Dito isto, o desavisado leitor que passa os olhos por estas linhas deve imaginar o frio na espinha que senti quando Giba Carvalho propôs que comentássemos um dos trabalhos mais “hypados” pela Grande Mídia especializada em 2013: Random Access Memories do duo Daft Punk. De cara, digo que não sou conhecedor da banda. O pouco que tinha escutado, num passado longínquo, soou-me desagradável e o punk estampado no nome da dupla, que na minha adolescência atraiu minha atenção para eles, apenas me deixou ainda mais emputecido com a música que faziam. A única coisa que esses cabras fizeram que realmente atiçou minha curiosidade foi uma série de clipes transpassados por uma história que começava com “One More Time”. Aquele lance futurista, mangá, sci-fi, realmente fez minha cabeça. Da música, só gostava do que parecia ser um solo de guitarra bem pirotécnico - em “Aerodynamic” - que se valia de uma técnica muito utilizada por metaleiros: a digitação. O fato é até hoje não sei o que aconteceu com a galeguinha que é sequestrada por um bando de soldados mascarados no começo da saga. Era o ano de 2001. Eu tinha 18 anos, só andava de preto, bebia vinho, ouvia Sepultura, Krisiun, Slipknot, e ainda tinha minha banda punk: Nômades. Uns poucos meses à frente, como um desígnio da Fortuna, eu compraria o álbum “’Round About Midnight” de Miles Davis e teria a grande revelação da minha vida. Mas, isso é assunto para outro texto.

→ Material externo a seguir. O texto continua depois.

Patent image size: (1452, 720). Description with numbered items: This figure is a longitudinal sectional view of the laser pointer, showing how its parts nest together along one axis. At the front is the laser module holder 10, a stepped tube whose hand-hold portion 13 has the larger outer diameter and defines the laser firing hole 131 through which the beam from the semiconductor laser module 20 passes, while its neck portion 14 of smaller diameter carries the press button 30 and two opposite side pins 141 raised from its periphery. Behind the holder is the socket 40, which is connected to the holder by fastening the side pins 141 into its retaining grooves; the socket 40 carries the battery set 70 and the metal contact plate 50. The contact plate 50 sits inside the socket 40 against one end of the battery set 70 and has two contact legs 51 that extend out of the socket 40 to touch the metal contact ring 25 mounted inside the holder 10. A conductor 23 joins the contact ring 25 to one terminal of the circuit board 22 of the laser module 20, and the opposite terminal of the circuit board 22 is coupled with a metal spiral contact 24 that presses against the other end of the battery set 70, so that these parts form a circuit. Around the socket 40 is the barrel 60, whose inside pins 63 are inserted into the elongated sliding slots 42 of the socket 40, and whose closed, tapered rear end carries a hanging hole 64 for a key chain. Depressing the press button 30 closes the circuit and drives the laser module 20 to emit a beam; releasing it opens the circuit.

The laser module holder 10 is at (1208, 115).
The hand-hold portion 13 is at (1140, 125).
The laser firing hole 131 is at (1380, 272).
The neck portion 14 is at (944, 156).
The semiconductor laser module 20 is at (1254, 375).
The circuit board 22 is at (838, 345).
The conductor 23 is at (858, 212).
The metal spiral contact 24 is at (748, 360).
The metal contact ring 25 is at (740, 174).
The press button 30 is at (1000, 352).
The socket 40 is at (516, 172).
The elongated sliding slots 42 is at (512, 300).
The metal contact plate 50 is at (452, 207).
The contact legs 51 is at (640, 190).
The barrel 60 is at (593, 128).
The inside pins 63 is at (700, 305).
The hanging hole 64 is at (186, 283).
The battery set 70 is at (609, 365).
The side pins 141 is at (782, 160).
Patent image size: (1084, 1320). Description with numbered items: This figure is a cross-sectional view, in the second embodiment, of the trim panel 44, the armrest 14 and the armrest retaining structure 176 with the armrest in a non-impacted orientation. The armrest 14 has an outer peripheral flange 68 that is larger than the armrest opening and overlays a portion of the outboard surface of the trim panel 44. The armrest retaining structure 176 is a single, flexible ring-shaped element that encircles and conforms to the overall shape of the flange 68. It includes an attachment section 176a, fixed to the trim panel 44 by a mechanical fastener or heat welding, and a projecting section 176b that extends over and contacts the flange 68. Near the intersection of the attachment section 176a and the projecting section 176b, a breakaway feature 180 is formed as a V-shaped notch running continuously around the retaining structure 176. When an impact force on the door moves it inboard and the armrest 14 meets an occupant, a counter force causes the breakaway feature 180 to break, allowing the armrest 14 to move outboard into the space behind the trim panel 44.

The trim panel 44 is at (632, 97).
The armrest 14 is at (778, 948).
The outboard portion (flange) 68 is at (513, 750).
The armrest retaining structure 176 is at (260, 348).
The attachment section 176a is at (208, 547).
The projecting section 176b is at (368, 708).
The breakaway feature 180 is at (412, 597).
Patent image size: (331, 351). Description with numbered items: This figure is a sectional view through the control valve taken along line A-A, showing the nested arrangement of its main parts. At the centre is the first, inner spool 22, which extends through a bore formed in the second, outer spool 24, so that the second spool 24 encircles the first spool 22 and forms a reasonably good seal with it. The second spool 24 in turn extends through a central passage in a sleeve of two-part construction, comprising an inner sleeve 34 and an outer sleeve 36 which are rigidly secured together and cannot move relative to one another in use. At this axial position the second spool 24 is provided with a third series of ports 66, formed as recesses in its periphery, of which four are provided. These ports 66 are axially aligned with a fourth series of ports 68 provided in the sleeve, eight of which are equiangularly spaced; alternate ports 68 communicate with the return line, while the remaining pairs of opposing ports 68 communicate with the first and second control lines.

Hoje, do alto de minha senilidade precoce (tenho quase 31 anos), ouvir esse trabalho é tarefa hercúlea. Primeiro, por ser um disco longo. São exatos 74 minutos de pura música inorgânica e vozes sintetizadas, numa odisseia artificial por um cenário de isopor colorido, raios lasers, gelo seco e alucinações bioquímicas que parecem não ter fim. Isso inevitavelmente me levou ao tédio, à beira do desespero, onde cada segundo durava um século e cada compasso era uma masmorra asfixiante. Um exemplo disso são as músicas “Touch”, “Within”, “Beyond” e “Motherboard”. Um convite ao suicídio. Segundo, porque ele esteticamente apresenta os conhecidos lugares comuns de outrora: uma requentada atmosfera da disco music que embalou a juventude de meus pais (que, por sinal, é quando a música soa mais audível); um maroto lounge music que remete ao relaxante momento pós-coito em banheira de motel; um certo aspecto frívolo que só é encontrado nas danceterias. Terceiro, por seu conceito artístico em si. O título do álbum, em português “Memória de Acesso Aleatório”, faz clara menção à memória RAM que nada mais do que a memória volátil dos computadores, ou seja, depois que a máquina é desligada, as informações que ela processava são perdidas, dada sua natureza efêmera, transitória, precária, instantânea, superficial, passageira, inapreensível... Bem, você entendeu. E eu não posso levar a sério uma música que não repercute no âmago de quem ouve, apenas, em seus pés. Mas, há uma exceção: “Get Lucky”. Quando dei por mim, lá estava eu balançando os ombros como um autêntico metrossexual na pista de dança da Pink Elephant que, entre um gole e outro de Smirnoff Ice, lança olhares de esguelha para a gatinha com salto agulha e vestido de lantejoulas que não tira o olho do WhatsApp, torcendo para que a figura notasse que eu trajava roupas de marca. Um conjunto da Tommy Hilfiger que uma prima sacoleira me trouxe de Miami. Que música contagiante! Tão contagiante que meu alter ego, DJ Bilola, já a incorporou em seu saco escrotal (é assim que ele chama seu setlist) para despejá-la no clímax de sua próxima festinha luxuriante. Sucesso garantido!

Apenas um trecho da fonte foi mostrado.